There was a full moon this weekend. Folklore calls this full moon in January the “Wolf Moon” and, according to Wikipedia: “Its name comes from hungry wolf packs that would howl outside the villages of Native Americans.”
Well then, how appropriate that there was howling in my neighborhood this weekend. Wolves? No, something far worse. After all, wolves only howl at night. This howling is incessant and unrelenting, all day and well into the night, accompanied by screams in turn both terrified and excited.
It’s a horrible thing, huddled here inside, trapped by snowfall and hearing the cries. Waiting with tense dread-filled anticipation, listening to the ululating screams that rise and fall, sometimes startlingly near, then fading away like fleeing prey, often ending abruptly– leaving you to imagine a flight cut short, ending badly in an unconscious sprawl of mangled limbs and warm blood gushing, cooling and thickening as it stains the pristine snow. Leaving you to imagine the silent aftermath.

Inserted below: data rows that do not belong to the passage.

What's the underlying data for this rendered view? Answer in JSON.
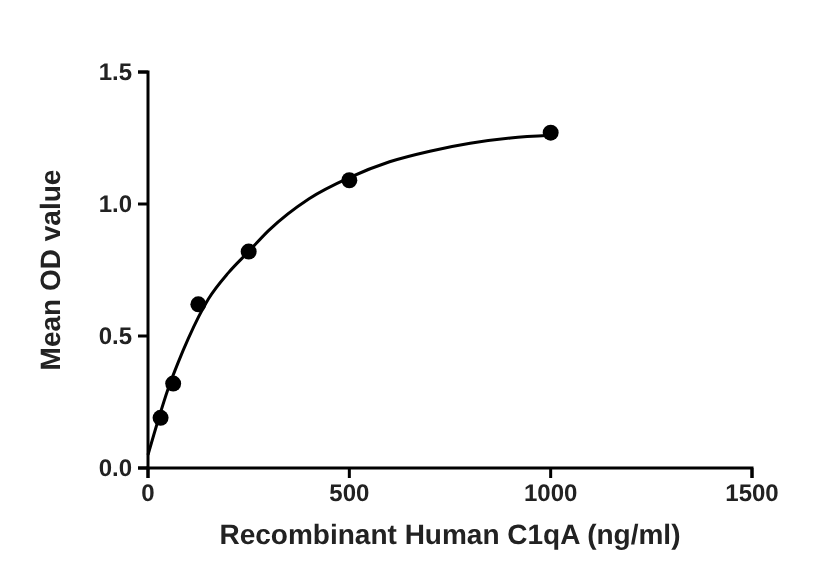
{
  "chart_data": {
    "type": "scatter",
    "xlabel": "Recombinant Human C1qA (ng/ml)",
    "ylabel": "Mean OD value",
    "xlim": [
      0,
      1500
    ],
    "xticks": [
      0,
      500,
      1000,
      1500
    ],
    "ylim": [
      0,
      1.5
    ],
    "yticks": [
      {
        "value": 0,
        "label": "0.0"
      },
      {
        "value": 0.5,
        "label": "0.5"
      },
      {
        "value": 1,
        "label": "1.0"
      },
      {
        "value": 1.5,
        "label": "1.5"
      }
    ],
    "marker": "circle",
    "grid": false,
    "series": [
      {
        "color": "#000000",
        "x": [
          31.25,
          62.5,
          125,
          250,
          500,
          1000
        ],
        "values": [
          0.19,
          0.32,
          0.62,
          0.82,
          1.09,
          1.27
        ]
      },
      {
        "type": "line",
        "color": "#000000",
        "line_style": "solid",
        "marker": "none",
        "x": [
          0,
          25,
          50,
          75,
          100,
          150,
          200,
          250,
          300,
          400,
          500,
          600,
          700,
          800,
          900,
          1000
        ],
        "values": [
          0.05,
          0.18,
          0.3,
          0.4,
          0.49,
          0.64,
          0.74,
          0.82,
          0.9,
          1.02,
          1.1,
          1.16,
          1.2,
          1.23,
          1.25,
          1.26
        ]
      }
    ]
  }
}
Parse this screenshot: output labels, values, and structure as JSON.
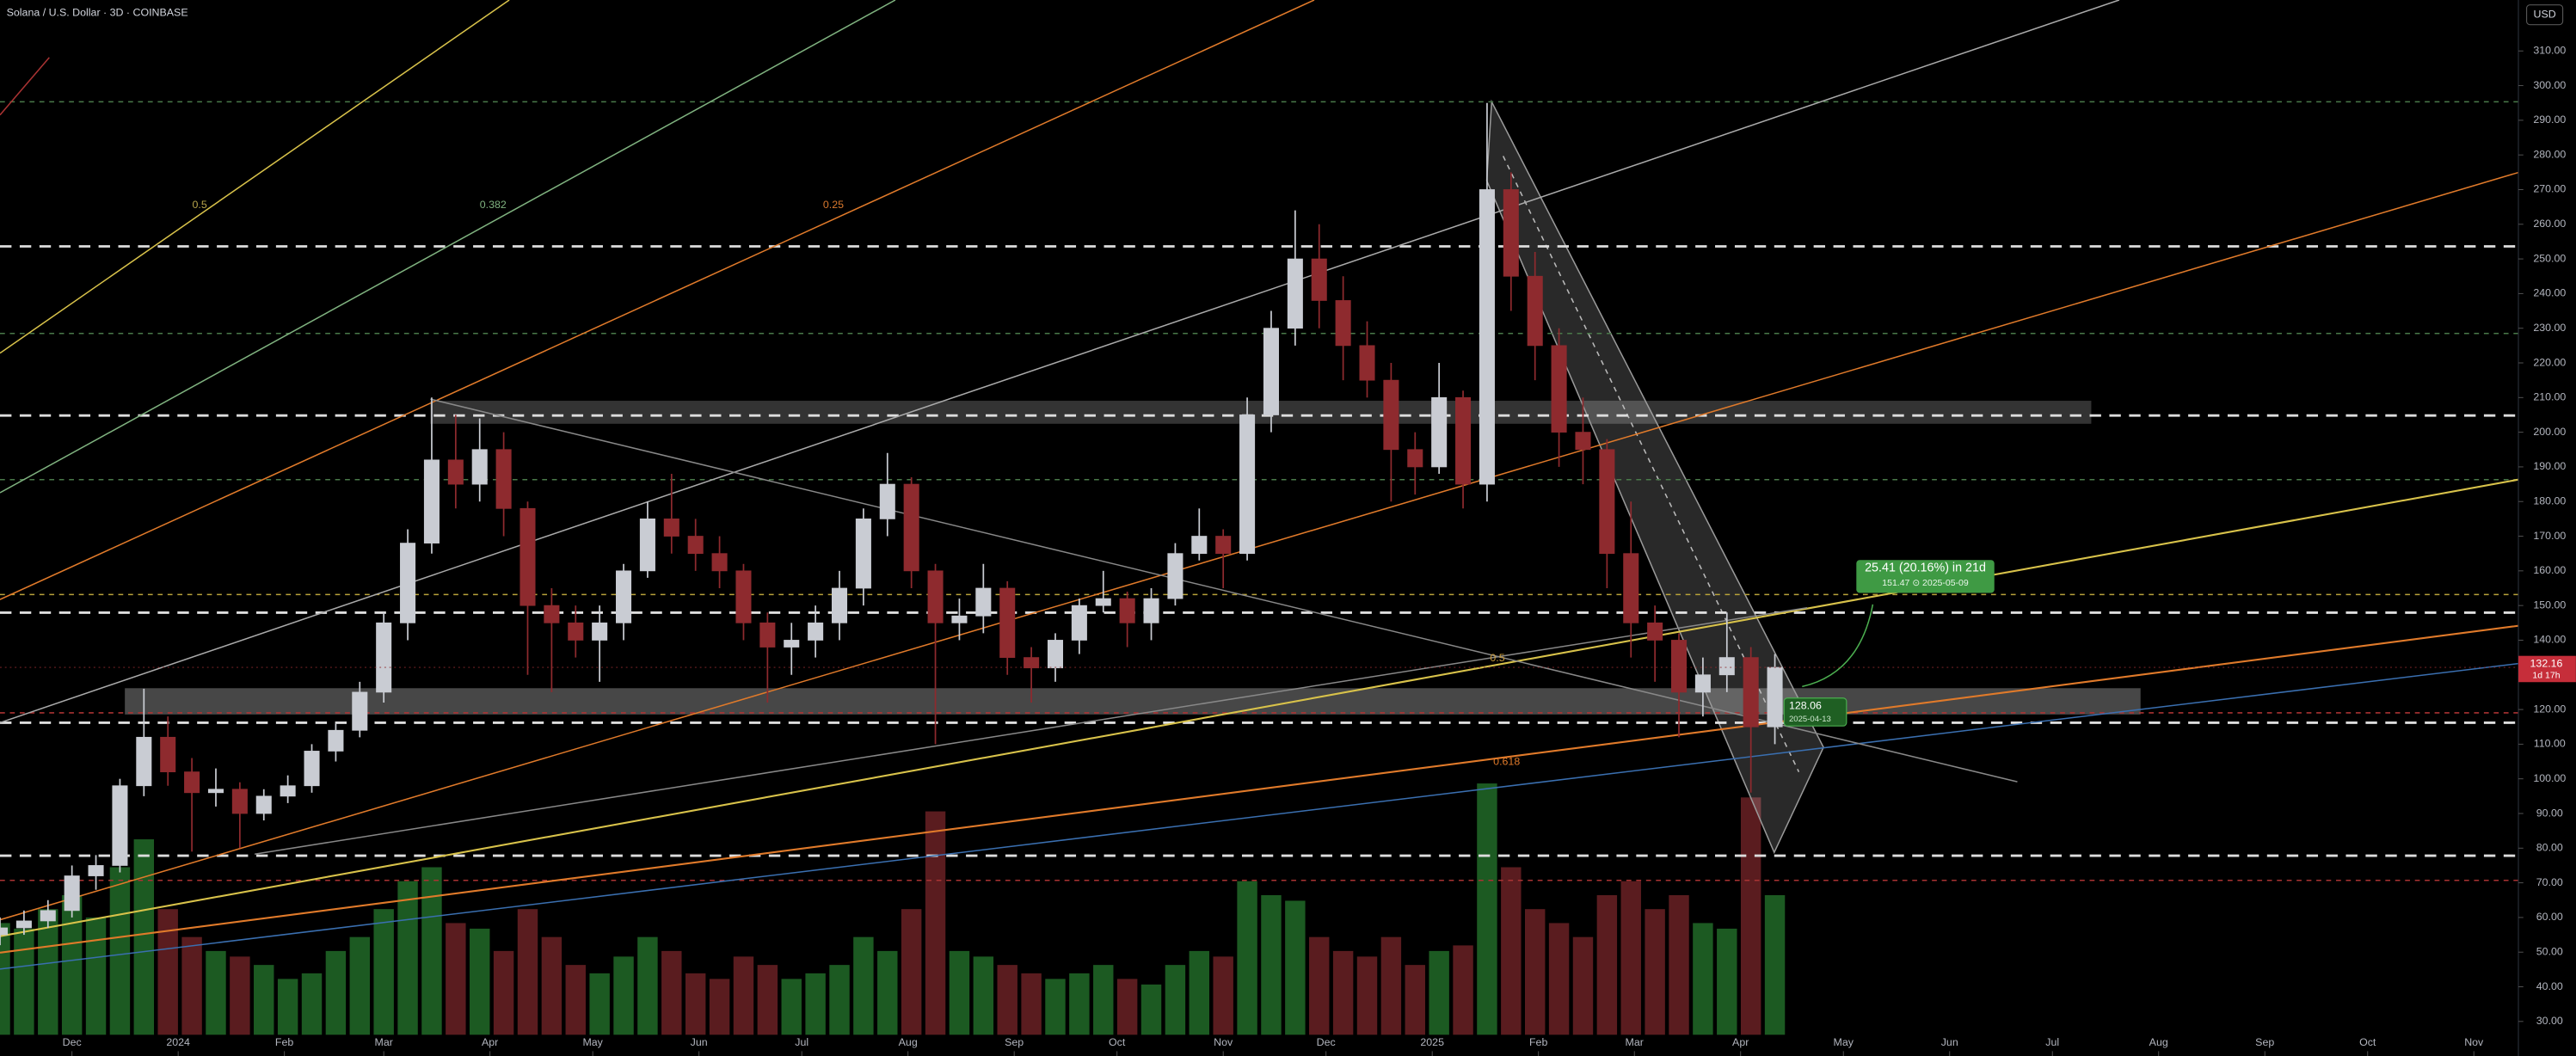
{
  "chart_data": {
    "type": "candlestick",
    "title": "Solana / U.S. Dollar · 3D · COINBASE",
    "currency": "USD",
    "x": [
      -21,
      -14,
      -7,
      0,
      7,
      14,
      21,
      28,
      35,
      42,
      49,
      56,
      63,
      70,
      77,
      84,
      91,
      98,
      105,
      112,
      119,
      126,
      133,
      140,
      147,
      154,
      161,
      168,
      175,
      182,
      189,
      196,
      203,
      210,
      217,
      224,
      231,
      238,
      245,
      252,
      259,
      266,
      273,
      280,
      287,
      294,
      301,
      308,
      315,
      322,
      329,
      336,
      343,
      350,
      357,
      364,
      371,
      378,
      385,
      392,
      399,
      406,
      413,
      420,
      427,
      434,
      441,
      448,
      455,
      462,
      469,
      476,
      483,
      490,
      497
    ],
    "open": [
      55,
      57,
      59,
      62,
      72,
      75,
      98,
      112,
      102,
      96,
      97,
      90,
      95,
      98,
      108,
      114,
      125,
      145,
      168,
      192,
      185,
      195,
      178,
      150,
      145,
      140,
      145,
      160,
      175,
      170,
      165,
      160,
      145,
      138,
      140,
      145,
      155,
      175,
      185,
      160,
      145,
      147,
      155,
      135,
      132,
      140,
      150,
      152,
      145,
      152,
      165,
      170,
      165,
      205,
      230,
      250,
      238,
      225,
      215,
      195,
      190,
      210,
      185,
      270,
      245,
      225,
      200,
      195,
      165,
      145,
      140,
      125,
      130,
      135,
      115
    ],
    "high": [
      60,
      62,
      65,
      75,
      78,
      100,
      126,
      118,
      106,
      103,
      99,
      97,
      101,
      110,
      116,
      128,
      148,
      172,
      210,
      205,
      204,
      200,
      180,
      155,
      150,
      150,
      162,
      180,
      188,
      175,
      170,
      162,
      148,
      145,
      150,
      160,
      178,
      194,
      187,
      162,
      152,
      162,
      157,
      138,
      142,
      152,
      160,
      154,
      155,
      168,
      178,
      172,
      210,
      235,
      264,
      260,
      245,
      232,
      220,
      200,
      220,
      212,
      295,
      275,
      252,
      230,
      210,
      198,
      180,
      150,
      142,
      135,
      148,
      138,
      136
    ],
    "low": [
      52,
      55,
      57,
      60,
      68,
      73,
      95,
      98,
      79,
      92,
      80,
      88,
      93,
      96,
      105,
      112,
      122,
      140,
      165,
      178,
      180,
      170,
      130,
      125,
      135,
      128,
      140,
      158,
      165,
      160,
      155,
      140,
      122,
      130,
      135,
      140,
      150,
      170,
      155,
      110,
      140,
      142,
      130,
      122,
      128,
      136,
      148,
      138,
      140,
      150,
      163,
      155,
      163,
      200,
      225,
      230,
      215,
      210,
      180,
      182,
      188,
      178,
      180,
      235,
      215,
      190,
      185,
      155,
      135,
      128,
      112,
      118,
      125,
      96,
      110
    ],
    "close": [
      57,
      59,
      62,
      72,
      75,
      98,
      112,
      102,
      96,
      97,
      90,
      95,
      98,
      108,
      114,
      125,
      145,
      168,
      192,
      185,
      195,
      178,
      150,
      145,
      140,
      145,
      160,
      175,
      170,
      165,
      160,
      145,
      138,
      140,
      145,
      155,
      175,
      185,
      160,
      145,
      147,
      155,
      135,
      132,
      140,
      150,
      152,
      145,
      152,
      165,
      170,
      165,
      205,
      230,
      250,
      238,
      225,
      215,
      195,
      190,
      210,
      185,
      270,
      245,
      225,
      200,
      195,
      165,
      145,
      140,
      125,
      130,
      135,
      115,
      132.16
    ],
    "volume": [
      40,
      38,
      45,
      50,
      42,
      60,
      70,
      45,
      35,
      30,
      28,
      25,
      20,
      22,
      30,
      35,
      45,
      55,
      60,
      40,
      38,
      30,
      45,
      35,
      25,
      22,
      28,
      35,
      30,
      22,
      20,
      28,
      25,
      20,
      22,
      25,
      35,
      30,
      45,
      80,
      30,
      28,
      25,
      22,
      20,
      22,
      25,
      20,
      18,
      25,
      30,
      28,
      55,
      50,
      48,
      35,
      30,
      28,
      35,
      25,
      30,
      32,
      90,
      60,
      45,
      40,
      35,
      50,
      55,
      45,
      50,
      40,
      38,
      85,
      50
    ],
    "up_color": "#c9ccd3",
    "down_color": "#8e2a2e",
    "volume_up_color": "#1c5a22",
    "volume_down_color": "#5a1c1f",
    "grid": false,
    "xlim": [
      -21,
      714
    ],
    "ylim": [
      20,
      324.7
    ],
    "xticks": [
      {
        "value": 0,
        "label": "Dec"
      },
      {
        "value": 31,
        "label": "2024"
      },
      {
        "value": 62,
        "label": "Feb"
      },
      {
        "value": 91,
        "label": "Mar"
      },
      {
        "value": 122,
        "label": "Apr"
      },
      {
        "value": 152,
        "label": "May"
      },
      {
        "value": 183,
        "label": "Jun"
      },
      {
        "value": 213,
        "label": "Jul"
      },
      {
        "value": 244,
        "label": "Aug"
      },
      {
        "value": 275,
        "label": "Sep"
      },
      {
        "value": 305,
        "label": "Oct"
      },
      {
        "value": 336,
        "label": "Nov"
      },
      {
        "value": 366,
        "label": "Dec"
      },
      {
        "value": 397,
        "label": "2025"
      },
      {
        "value": 428,
        "label": "Feb"
      },
      {
        "value": 456,
        "label": "Mar"
      },
      {
        "value": 487,
        "label": "Apr"
      },
      {
        "value": 517,
        "label": "May"
      },
      {
        "value": 548,
        "label": "Jun"
      },
      {
        "value": 578,
        "label": "Jul"
      },
      {
        "value": 609,
        "label": "Aug"
      },
      {
        "value": 640,
        "label": "Sep"
      },
      {
        "value": 670,
        "label": "Oct"
      },
      {
        "value": 701,
        "label": "Nov"
      }
    ],
    "yticks": [
      {
        "value": 30,
        "label": "30.00"
      },
      {
        "value": 40,
        "label": "40.00"
      },
      {
        "value": 50,
        "label": "50.00"
      },
      {
        "value": 60,
        "label": "60.00"
      },
      {
        "value": 70,
        "label": "70.00"
      },
      {
        "value": 80,
        "label": "80.00"
      },
      {
        "value": 90,
        "label": "90.00"
      },
      {
        "value": 100,
        "label": "100.00"
      },
      {
        "value": 110,
        "label": "110.00"
      },
      {
        "value": 120,
        "label": "120.00"
      },
      {
        "value": 130,
        "label": "130.00"
      },
      {
        "value": 140,
        "label": "140.00"
      },
      {
        "value": 150,
        "label": "150.00"
      },
      {
        "value": 160,
        "label": "160.00"
      },
      {
        "value": 170,
        "label": "170.00"
      },
      {
        "value": 180,
        "label": "180.00"
      },
      {
        "value": 190,
        "label": "190.00"
      },
      {
        "value": 200,
        "label": "200.00"
      },
      {
        "value": 210,
        "label": "210.00"
      },
      {
        "value": 220,
        "label": "220.00"
      },
      {
        "value": 230,
        "label": "230.00"
      },
      {
        "value": 240,
        "label": "240.00"
      },
      {
        "value": 250,
        "label": "250.00"
      },
      {
        "value": 260,
        "label": "260.00"
      },
      {
        "value": 270,
        "label": "270.00"
      },
      {
        "value": 280,
        "label": "280.00"
      },
      {
        "value": 290,
        "label": "290.00"
      },
      {
        "value": 300,
        "label": "300.00"
      },
      {
        "value": 310,
        "label": "310.00"
      }
    ],
    "last_price": 132.16,
    "countdown": "1d 17h",
    "annotations": [
      "0.5",
      "0.382",
      "0.25",
      "0.5",
      "0.618"
    ],
    "measure": {
      "text": "25.41 (20.16%) in 21d",
      "detail": "151.47 ⊙ 2025-05-09"
    },
    "marker": {
      "price": "128.06",
      "date": "2025-04-13"
    }
  }
}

Take a look at this picture. What do you see?
Peaceful scene of snow covered yard? A few interesting shadows on fresh snow? HA! That’s because you haven’t seen the whole picture. Look again:
You see them there, among the trees? They come en masse, like ants swarming a sticky mess of spilled juice left on the kitchen counter overnight. The snow has barely stopped falling before they’re out there, a brightly jacketed screaming horde of thrill-seekers, flinging themselves and their children headlong down a steep slick expanse of snow and ice. Not completely devoid of the instinct for self-preservation, they post lookouts at the top of the hill, stopping intruders until the coast is clear below.
This happens every time it snows. They congregate as if this is the only hill in town, as if conquering it, mindlessly, over and over again, is their only goal. There is always some unfortunate event. Sleds overturn, bodies collide with other bodies or with the ground. A few unlucky souls have managed to swerve off the bridge and into creek at the bottom of the hill. One year, a victim was completely up-ended when he turned his back to the action and others couldn’t steer away in time. He escaped with a mild concussion, bones and flesh intact.
The chorus of screams is relentless. So is the irregular rhythmic schhuussch of sleds over packed snow. It’s enough to make a person long for the howl of wolves.
Oh hell, I think I might be one snowfall away from becoming “that woman.” You know, the one who always yelled at you to get off her lawn when you were a kid, or threatened to call your parents if you didn’t stop riding your bikes through her garden. Sheesh. Couldn’t she tell they were horses and that we were on an important mission?
You might be wondering what this has to do with writing. Well, nothing, really. Except it’s good advice in general, but maybe especially if you’re a writer, not to be that person standing there with your back to danger, lost in your musings and oblivious to all the people around you yelling, “LOOK OUT!” That sometimes you need to broaden your view to see the entire picture.
And to keep in mind that no matter how much fun you’re having — or conversely, how irritating it is to be subjected to the noisy intrusive exploits of others — eventually the snow is going to melt.
Also, you know, if you wake me up with your screaming at the crack of dawn after keeping me up listening to it half the night, I’m going to write a tale of wolves. And you’re going to be the prey.
Just how fast can you flee down that hill?
Scream for me, now. Like you mean it.
4 responses to “Wolves, Writing and Screaming”
See? I’ve been saying and saying that snow is bad. Dunebuggies on my snowy, icy, slick street. What do dunebuggies and sleds have in common? That’s not a trick question. I have no idea.
Maybe snowy weather temporarily freezes IQ cells. Or maybe not so temporarily.
There’s a fine line between ‘Thrill’ and ‘Shrill.’
Okay, so it’s more of a change of a letter, but it sounds better to refer to it as a fine line.
(Whaddya mean my license expired?)
BCB, you cannot become “That Woman” because I already am. My neighbor’s children ride through my yard, and through my flower bed, destroying plants and solar lights both. They even scale my cinderblock fence just for funzies. And althought I pleaded and cajoled, Mr. SD was adamant that I could not glue a layer of broken glass along the top to deter the little imps. I once shooed away a group of miscreants playing in my front yard because, although they were the same age as The Kid, they wouldn’t play with her, they just like that our front yard bec ause it was flat and unobstructed by trees or a plethera of toys/bikes/junk like all the others.
Sorry for the rant. Tired and crabby over here. And while ij the past we have enjoyed sledding, we do it at a park, not in someone’s yard.
I guess I should point out that they weren’t actually in my yard — they were sledding down the street in front of my house. But I do think the world has more than one of “That Woman.” When a fresh batch of sledders started up again at midnight last night, I came close.
And yes, there was something that looked sort of like a dune buggy but was probably a Jeep. Pulling kids on their sleds back up the hill. While they screamed. Yes, “shrill” is a good word for it.
GP, you’ll never get me to admit that snow is bad. I love snow.